I'm not sure about the classics but I really don't believe in poetry translation. The rhythm, the sound, the music, all the effort of the poet often goes down the drain.

This is true, and its sad how difficult it would be to read all of the greatest poets in their original languages. That being said, a good translator puts in massive amounts of effort to create a work which has a similar poetic voice to the original and also keeps the concepts of the writer as close to that portrayed in the original work as possible. So its still worth reading translated poetry, you can still get a lot out of it, you just have to understand you won't have the same experience as one who read the original work. And heck, maybe some translations are able to even surpass the original due to differences in language allowing for more effective rendering of certain sentiments.

to be fair reading the divine comedy in translation is much better than reading 99.9% of books in ones own native language, whatever that may be

fansubs are also littered with flagrant typos and formatting errors; book translators do a better job. You can also compare multiple translations

>do you even know what "t." means
It's short for tfw

>I hope you haven't read anything translated by, *shudders,* Constance Garnett?

I remember quite a few threads about Constance Garnett. Unfortunately, I listened to a TBK audiobook written by Garnett before I was made aware of how awful her translations were. I read Crime and Punishment in my very early teens and can't remember who the translator was. I believe it was a Penguin classic. I have two copies of Notes From the Underground on my kindle, and I can't begin reading either because they differ way too much from each other. I've been meaning to make a thread about that. And neither are translated by Garnett. The only two Tolstoy's I've read are Anna and Ivan Ilyich, again nether by Garnett. Upon reading her translations next to others, though, she really does seem bland and lifeless.

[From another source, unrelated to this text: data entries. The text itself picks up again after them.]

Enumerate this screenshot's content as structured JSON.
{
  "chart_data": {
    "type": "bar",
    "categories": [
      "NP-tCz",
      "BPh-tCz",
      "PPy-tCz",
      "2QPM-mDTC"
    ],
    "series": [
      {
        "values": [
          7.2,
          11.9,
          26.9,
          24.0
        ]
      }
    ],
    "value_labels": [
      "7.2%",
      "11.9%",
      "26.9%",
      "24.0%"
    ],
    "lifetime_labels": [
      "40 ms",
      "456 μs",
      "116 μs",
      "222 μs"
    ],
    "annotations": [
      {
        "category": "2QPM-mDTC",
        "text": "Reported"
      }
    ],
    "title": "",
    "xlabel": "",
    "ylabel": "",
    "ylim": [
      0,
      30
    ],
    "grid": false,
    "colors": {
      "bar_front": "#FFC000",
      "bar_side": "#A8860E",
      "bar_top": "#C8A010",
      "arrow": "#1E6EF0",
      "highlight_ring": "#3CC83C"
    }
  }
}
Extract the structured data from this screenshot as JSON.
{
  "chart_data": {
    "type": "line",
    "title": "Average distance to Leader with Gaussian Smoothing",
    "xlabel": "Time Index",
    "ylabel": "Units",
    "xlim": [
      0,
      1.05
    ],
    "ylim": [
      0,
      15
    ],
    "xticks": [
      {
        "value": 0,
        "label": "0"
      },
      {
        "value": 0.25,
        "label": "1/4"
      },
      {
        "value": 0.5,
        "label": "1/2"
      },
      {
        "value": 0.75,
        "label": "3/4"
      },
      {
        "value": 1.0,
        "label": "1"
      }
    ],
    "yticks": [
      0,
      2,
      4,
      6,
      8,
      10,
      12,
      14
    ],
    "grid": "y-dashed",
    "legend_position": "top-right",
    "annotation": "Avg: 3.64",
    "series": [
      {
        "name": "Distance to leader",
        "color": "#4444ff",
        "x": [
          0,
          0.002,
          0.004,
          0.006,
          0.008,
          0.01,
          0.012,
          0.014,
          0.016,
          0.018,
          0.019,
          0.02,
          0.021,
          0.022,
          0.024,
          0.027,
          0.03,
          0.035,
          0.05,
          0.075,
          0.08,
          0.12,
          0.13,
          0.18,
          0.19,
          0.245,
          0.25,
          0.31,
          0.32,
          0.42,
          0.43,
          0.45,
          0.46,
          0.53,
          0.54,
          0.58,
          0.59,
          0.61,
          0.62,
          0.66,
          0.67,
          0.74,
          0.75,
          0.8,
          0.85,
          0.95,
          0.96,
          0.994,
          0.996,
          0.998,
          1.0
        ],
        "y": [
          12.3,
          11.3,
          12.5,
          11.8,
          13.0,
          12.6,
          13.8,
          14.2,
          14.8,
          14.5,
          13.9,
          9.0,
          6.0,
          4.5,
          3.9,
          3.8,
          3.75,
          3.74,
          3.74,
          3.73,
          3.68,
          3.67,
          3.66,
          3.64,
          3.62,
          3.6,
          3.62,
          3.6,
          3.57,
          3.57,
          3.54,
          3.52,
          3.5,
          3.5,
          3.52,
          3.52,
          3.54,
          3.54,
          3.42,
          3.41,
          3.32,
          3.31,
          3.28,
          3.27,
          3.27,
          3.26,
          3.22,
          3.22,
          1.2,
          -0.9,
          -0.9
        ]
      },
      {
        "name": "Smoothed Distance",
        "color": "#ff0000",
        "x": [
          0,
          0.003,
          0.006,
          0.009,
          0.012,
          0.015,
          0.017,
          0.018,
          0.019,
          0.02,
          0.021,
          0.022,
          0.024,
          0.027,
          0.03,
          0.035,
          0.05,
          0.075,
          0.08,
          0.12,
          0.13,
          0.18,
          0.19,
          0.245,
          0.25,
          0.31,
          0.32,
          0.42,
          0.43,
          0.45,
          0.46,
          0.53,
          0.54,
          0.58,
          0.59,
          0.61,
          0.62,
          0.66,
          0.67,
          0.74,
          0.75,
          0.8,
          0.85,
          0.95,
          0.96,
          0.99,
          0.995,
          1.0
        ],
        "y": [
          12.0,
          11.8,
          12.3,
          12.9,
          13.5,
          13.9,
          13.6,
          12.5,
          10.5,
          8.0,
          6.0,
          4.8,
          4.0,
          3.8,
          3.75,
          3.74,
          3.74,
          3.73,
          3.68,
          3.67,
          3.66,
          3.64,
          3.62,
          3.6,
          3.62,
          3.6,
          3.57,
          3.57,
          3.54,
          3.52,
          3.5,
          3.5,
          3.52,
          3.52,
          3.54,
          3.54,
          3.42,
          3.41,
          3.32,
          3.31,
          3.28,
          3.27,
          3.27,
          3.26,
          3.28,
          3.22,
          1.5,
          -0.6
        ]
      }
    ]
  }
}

So, wich translation is good?

Came here to say this is wrong
t. Is like "regards,"
But derived from Spurdo

This.

Anyone who has read Garnett's Anna Karenina or Brothers K knows that they're damn good

Pretty sure you took the bait my dude

Wtf I hate Garnett now

tfw you know you got to find compromises

The Odyysey and Illad were told via oral tradition and didn't nessecarily get told the exact same way every time even in their original language and thus are unusually friendly to translation.

The Divine Comedy is probably moderately better in its untranslated form but I wouldn't know.

Translations can result in works better than the original, just like how foreign voice actors can sometimes end up outperforming the original voice actor.

Unbelievable degree of ignorance. Babel in translation is a mere shadow of the original prose

I agree with the first part of the post. Because you see, a translation uplift the mediocre and average the genius, specially when they are masters of they language.